About that flaming goatee….

Ok. Ok. Ill let the cat out of the bag and let you all know exactly how it was that I came to have a flaming goatee the other night.

It had been a typical Sunday afternoon at the Prieto household. ManCamp had been in use during the Dolphins ass kicking by the Patriots. We did a little BBQ, Steve brought over an incredible baked Ziti. Beers had been imbibed. I had set a strict curfew of 6 p.m. as I had not been feeling too well and needed some rest.

After the game was over and the beers were gone and the ziti had been horked down – Steve ate enough for 4 people I might add – the guests and I had all gone inside the house. Tommy and Steve were getting their stuff ready to go home.

The Mrs. had been given this really cute aroma oil burner for her birthday. A little pocerlain house where you put the oil inside and light it and the house is instantly engulfed with a delicious scent. She had set it on the kitchen counter and the whole house had begun to smell quite nicely.

But then, as I walk towards the kitchen, I see the little house is on fire, or rather, I see little flames shooting up out of the porcelain thing. Now, being the dauntless and brave hero that I am, I immediately sprung into action. No little porcelain smelly thing was going to set fire to my house! I was going to save the day!!

I grabbed the marble base my wife had set it on and bolted outside with the fiery sculpture. I looked around but the hose was not connected where it usually is. The pool beckoned, I knew in an instant that all I needed to do was drop the thing into the pool and voila! No more flames. But it was a birthday present given to my wife and I didnt want to break it. So I blew it. I took a deep breath and blew directly into the fire.

Nothing happened. It just kept burning. I tried it again and nada. Instantly and with the massive intuitive powers beset upon me by mass quantities of beer, I knew what the problem was. I had not gotten close enough to the oily fire to have blown enough air to douse it. So intrepidly I took a deep breath, got really close to the thing and blew with all my might.

Apparently, the oil burning inside of the little porcelain house refused to succumb to my beer laden breath and instinctively jumped out at me and scattered, while lit, all over my chin and lips which were now about 2 inches away.

My goattee was aflame. My nose hairs burned. My face was on fire! The rest is but a painful blur save for the following anecdote:

After I had flushed the oil and burnt hair and flaming lips with cold water, after I had fallen to the floor in pain and agony, after all the talk of calling 911 and emergency rooms, after I had paced back and forth in writhing labial pain and after I had succumbed to the agony and laid down on the sofa, I hear a certain someone stating that the little porcelain thing had been a birthday gift from a friend who had said that she, too, loved the thing, except for the fact that it had almost burned down her kitchen.

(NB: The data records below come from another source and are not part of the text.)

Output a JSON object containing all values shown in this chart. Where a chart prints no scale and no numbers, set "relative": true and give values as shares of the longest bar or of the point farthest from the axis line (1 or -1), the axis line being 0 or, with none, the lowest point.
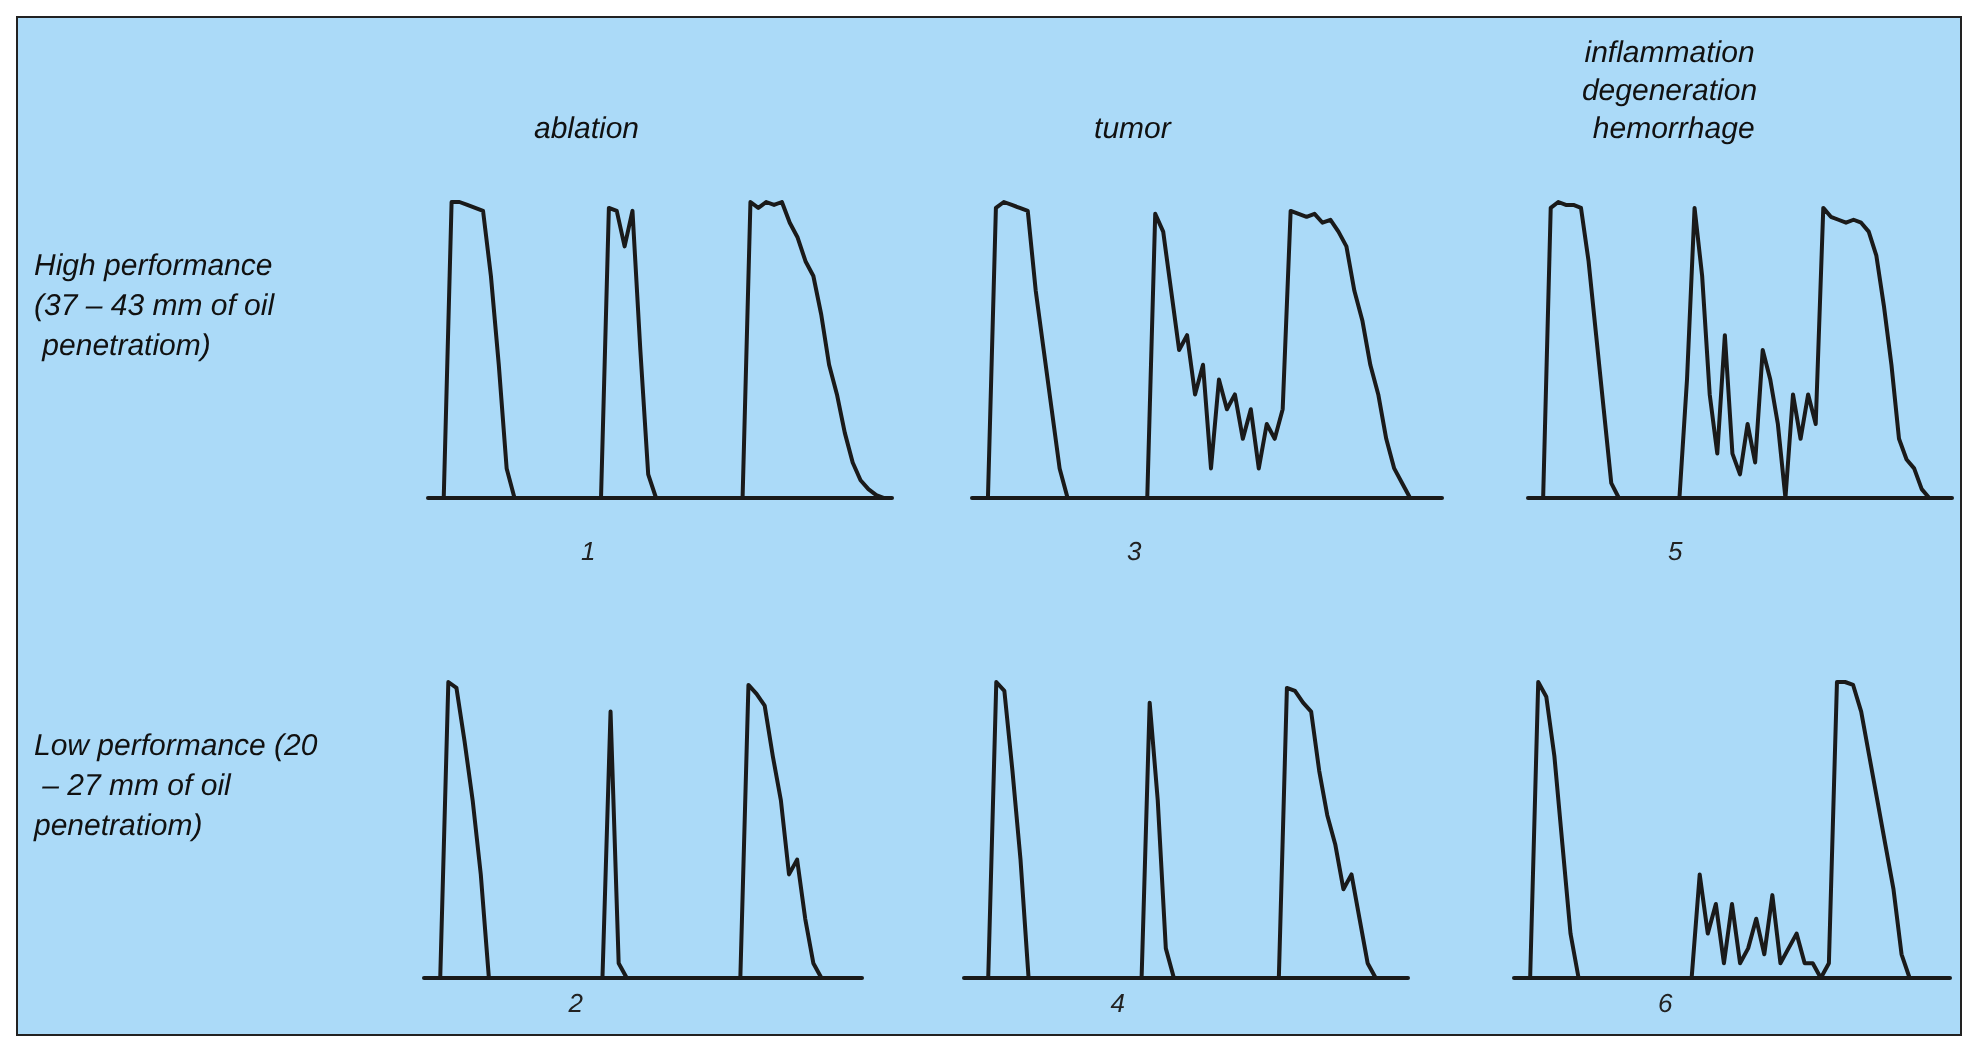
{
  "chart_data": [
    {
      "type": "line",
      "relative": true,
      "color": "#1a1a1a",
      "title": "ablation",
      "ylabel": "High performance (37 – 43 mm of oil penetratiom)",
      "xlabel": "1",
      "categories": [
        null,
        null,
        null,
        null,
        null,
        null,
        null,
        null,
        null,
        null,
        null,
        null,
        null,
        null,
        null,
        null,
        null,
        null,
        null,
        null,
        null,
        null,
        null,
        null,
        null,
        null,
        null,
        null,
        null,
        null,
        null,
        null,
        null,
        null,
        null,
        null,
        null,
        null,
        null,
        null,
        null,
        null,
        null,
        null,
        null,
        null,
        null,
        null,
        null,
        null,
        null,
        null,
        null,
        null,
        null,
        null,
        null,
        null,
        null,
        null
      ],
      "values": [
        0,
        0,
        0,
        1,
        1,
        0.99,
        0.98,
        0.97,
        0.75,
        0.45,
        0.1,
        0,
        0,
        0,
        0,
        0,
        0,
        0,
        0,
        0,
        0,
        0,
        0,
        0.98,
        0.97,
        0.85,
        0.97,
        0.5,
        0.08,
        0,
        0,
        0,
        0,
        0,
        0,
        0,
        0,
        0,
        0,
        0,
        0,
        1,
        0.98,
        1,
        0.99,
        1,
        0.93,
        0.88,
        0.8,
        0.75,
        0.62,
        0.45,
        0.35,
        0.22,
        0.12,
        0.06,
        0.03,
        0.01,
        0,
        0
      ]
    },
    {
      "type": "line",
      "relative": true,
      "color": "#1a1a1a",
      "title": "tumor",
      "xlabel": "3",
      "categories": [
        null,
        null,
        null,
        null,
        null,
        null,
        null,
        null,
        null,
        null,
        null,
        null,
        null,
        null,
        null,
        null,
        null,
        null,
        null,
        null,
        null,
        null,
        null,
        null,
        null,
        null,
        null,
        null,
        null,
        null,
        null,
        null,
        null,
        null,
        null,
        null,
        null,
        null,
        null,
        null,
        null,
        null,
        null,
        null,
        null,
        null,
        null,
        null,
        null,
        null,
        null,
        null,
        null,
        null,
        null,
        null,
        null,
        null,
        null,
        null
      ],
      "values": [
        0,
        0,
        0,
        0.98,
        1,
        0.99,
        0.98,
        0.97,
        0.7,
        0.5,
        0.3,
        0.1,
        0,
        0,
        0,
        0,
        0,
        0,
        0,
        0,
        0,
        0,
        0,
        0.96,
        0.9,
        0.7,
        0.5,
        0.55,
        0.35,
        0.45,
        0.1,
        0.4,
        0.3,
        0.35,
        0.2,
        0.3,
        0.1,
        0.25,
        0.2,
        0.3,
        0.97,
        0.96,
        0.95,
        0.96,
        0.93,
        0.94,
        0.9,
        0.85,
        0.7,
        0.6,
        0.45,
        0.35,
        0.2,
        0.1,
        0.05,
        0,
        0,
        0,
        0,
        0
      ]
    },
    {
      "type": "line",
      "relative": true,
      "color": "#1a1a1a",
      "title": "inflammation degeneration hemorrhage",
      "xlabel": "5",
      "categories": [
        null,
        null,
        null,
        null,
        null,
        null,
        null,
        null,
        null,
        null,
        null,
        null,
        null,
        null,
        null,
        null,
        null,
        null,
        null,
        null,
        null,
        null,
        null,
        null,
        null,
        null,
        null,
        null,
        null,
        null,
        null,
        null,
        null,
        null,
        null,
        null,
        null,
        null,
        null,
        null,
        null,
        null,
        null,
        null,
        null,
        null,
        null,
        null,
        null,
        null,
        null,
        null,
        null,
        null,
        null,
        null,
        null
      ],
      "values": [
        0,
        0,
        0,
        0.98,
        1,
        0.99,
        0.99,
        0.98,
        0.8,
        0.55,
        0.3,
        0.05,
        0,
        0,
        0,
        0,
        0,
        0,
        0,
        0,
        0,
        0.4,
        0.98,
        0.75,
        0.35,
        0.15,
        0.55,
        0.15,
        0.08,
        0.25,
        0.12,
        0.5,
        0.4,
        0.25,
        0,
        0.35,
        0.2,
        0.35,
        0.25,
        0.98,
        0.95,
        0.94,
        0.93,
        0.94,
        0.93,
        0.9,
        0.82,
        0.65,
        0.45,
        0.2,
        0.13,
        0.1,
        0.03,
        0,
        0,
        0,
        0
      ]
    },
    {
      "type": "line",
      "relative": true,
      "color": "#1a1a1a",
      "ylabel": "Low performance (20 – 27 mm of oil penetratiom)",
      "xlabel": "2",
      "categories": [
        null,
        null,
        null,
        null,
        null,
        null,
        null,
        null,
        null,
        null,
        null,
        null,
        null,
        null,
        null,
        null,
        null,
        null,
        null,
        null,
        null,
        null,
        null,
        null,
        null,
        null,
        null,
        null,
        null,
        null,
        null,
        null,
        null,
        null,
        null,
        null,
        null,
        null,
        null,
        null,
        null,
        null,
        null,
        null,
        null,
        null,
        null,
        null,
        null,
        null,
        null,
        null,
        null,
        null,
        null
      ],
      "values": [
        0,
        0,
        0,
        1,
        0.98,
        0.8,
        0.6,
        0.35,
        0,
        0,
        0,
        0,
        0,
        0,
        0,
        0,
        0,
        0,
        0,
        0,
        0,
        0,
        0,
        0.9,
        0.05,
        0,
        0,
        0,
        0,
        0,
        0,
        0,
        0,
        0,
        0,
        0,
        0,
        0,
        0,
        0,
        0.99,
        0.96,
        0.92,
        0.75,
        0.6,
        0.35,
        0.4,
        0.2,
        0.05,
        0,
        0,
        0,
        0,
        0,
        0
      ]
    },
    {
      "type": "line",
      "relative": true,
      "color": "#1a1a1a",
      "xlabel": "4",
      "categories": [
        null,
        null,
        null,
        null,
        null,
        null,
        null,
        null,
        null,
        null,
        null,
        null,
        null,
        null,
        null,
        null,
        null,
        null,
        null,
        null,
        null,
        null,
        null,
        null,
        null,
        null,
        null,
        null,
        null,
        null,
        null,
        null,
        null,
        null,
        null,
        null,
        null,
        null,
        null,
        null,
        null,
        null,
        null,
        null,
        null,
        null,
        null,
        null,
        null,
        null,
        null,
        null,
        null,
        null,
        null,
        null
      ],
      "values": [
        0,
        0,
        0,
        0,
        1,
        0.97,
        0.7,
        0.4,
        0,
        0,
        0,
        0,
        0,
        0,
        0,
        0,
        0,
        0,
        0,
        0,
        0,
        0,
        0,
        0.93,
        0.6,
        0.1,
        0,
        0,
        0,
        0,
        0,
        0,
        0,
        0,
        0,
        0,
        0,
        0,
        0,
        0,
        0.98,
        0.97,
        0.93,
        0.9,
        0.7,
        0.55,
        0.45,
        0.3,
        0.35,
        0.2,
        0.05,
        0,
        0,
        0,
        0,
        0
      ]
    },
    {
      "type": "line",
      "relative": true,
      "color": "#1a1a1a",
      "xlabel": "6",
      "categories": [
        null,
        null,
        null,
        null,
        null,
        null,
        null,
        null,
        null,
        null,
        null,
        null,
        null,
        null,
        null,
        null,
        null,
        null,
        null,
        null,
        null,
        null,
        null,
        null,
        null,
        null,
        null,
        null,
        null,
        null,
        null,
        null,
        null,
        null,
        null,
        null,
        null,
        null,
        null,
        null,
        null,
        null,
        null,
        null,
        null,
        null,
        null,
        null,
        null,
        null,
        null,
        null,
        null,
        null,
        null
      ],
      "values": [
        0,
        0,
        0,
        1,
        0.95,
        0.75,
        0.45,
        0.15,
        0,
        0,
        0,
        0,
        0,
        0,
        0,
        0,
        0,
        0,
        0,
        0,
        0,
        0,
        0,
        0.35,
        0.15,
        0.25,
        0.05,
        0.25,
        0.05,
        0.1,
        0.2,
        0.08,
        0.28,
        0.05,
        0.1,
        0.15,
        0.05,
        0.05,
        0,
        0.05,
        1,
        1,
        0.99,
        0.9,
        0.75,
        0.6,
        0.45,
        0.3,
        0.08,
        0,
        0,
        0,
        0,
        0,
        0
      ]
    }
  ]
}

The birthday gift recipient had been warned about the oil and its mixing, a fact which had eluded that person at the time of its lighting.

Had I not been in severe pain I would have laughed my ass off during a maniacal crushing of the little porcelain aroma oil burner into complete and total smithereens while screaming “Birththay prethenth my ath! I goth yourth birththay prethenth right heahth.

11 thoughts on “About that flaming goatee….”

  1. How can we get one of those charming gifts into the hands of “el coma andante”?

    Don’t laugh, Val, it’ll just hurt more.

  2. Val:

    Actually, I think the Flaming Lips have a song about this. Or was it the Firesign Theater? Don’t crush that little porcelain thing, hand me the sledgehammer!

    Fire hazards as birthday presents. It’s a novelty item.

    Seriously, sorry about your pain. Burns are the worst.

    With even more salve,


  3. Thank you for making me laugh, Val!

    Next time, listen to Steve. Or risk the wife’s wrath and drop the sucker in the pool.

    As a side note, if I were you, I’d be questioning a friend who gave my wife a gift that’s capable of burning everything in sight. I’d be tempted to return the favor somehow.

  4. You know Val, they have awards for these things…but luckily you did not qualify for the Darwin Awards. Alcohol + Fire = FLAMES! Try to remember that! Glad you didn’t lose your eyebrows too. And your nostrils probably could have used the trimming. Be careful next time. These cheap laughs at your expense are priceless.

  5. Shoot, the stuff I made up speculating about this was a little better if you’re going to sell the movie rights. It involved too much of Steve H’s homebrew and a contest where everyone bobbed for greasy barbecued ribs while they were still on the grill.